Location
- Valrico, (Hillsborough County), Florida United States
- 27°57′46″N 82°15′14″W﻿ / ﻿27.9629°N 82.2538°W

Information
- Type: Private School, high school
- Established: 1974
- Principal: Barry McKeen
- Grades: K–12
- Colors: Red, White, and Blue
- Team name: Patriots
- Accreditation: National Christian School Association
- Website: www.gracechristianschool.com

= Grace Christian School (Florida) =

Private school in Florida, United States

Grace Christian School (GCS) is a private K–12 Christian school located in Valrico, Florida, United States. It was established in 1974 by Robert R. Gustafson.

== College courses ==
GCS has partnered with Southeastern University to offer dual-enrollment classes.

== Athletics ==

The school's athletic teams are referred to as the Patriots. The school fields teams in soccer, volleyball, basketball, baseball and softball.

== Teacher Arrests ==

In 2024, Denzel Proctor, a former teacher at the school, was arrested for having an inappropriate relationship with a student, resulting in the student becoming pregnant.
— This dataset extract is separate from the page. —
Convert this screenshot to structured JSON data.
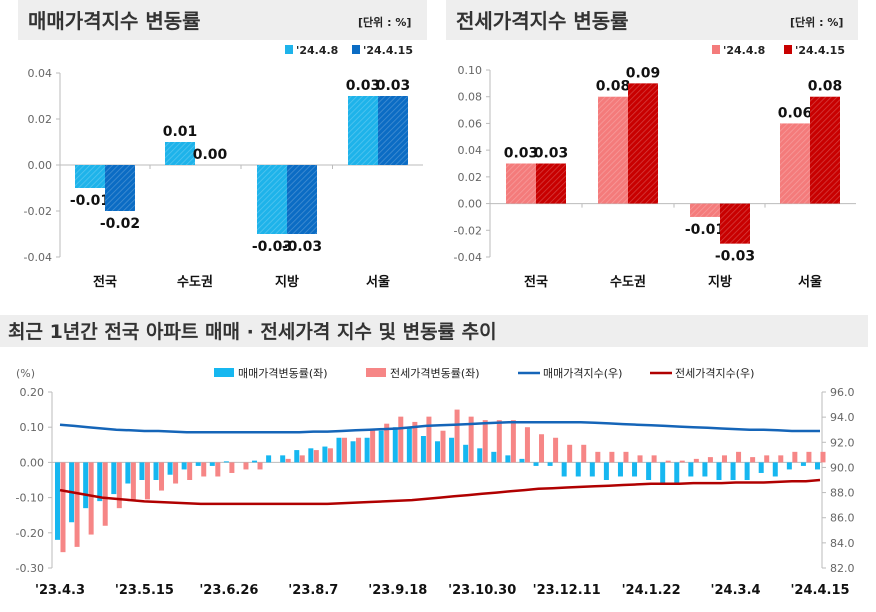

== LGBTQ Student Policy ==
In August 2022, per the school's published school policy, it was announced via email that the school would recognize students only by the gender and name on their birth certificate, and would ask any LGBTQ+ students to leave the school. The email, sent by the school before the start of the school year, went on to say "Students who are found participating in these lifestyles will be asked to leave the school immediately."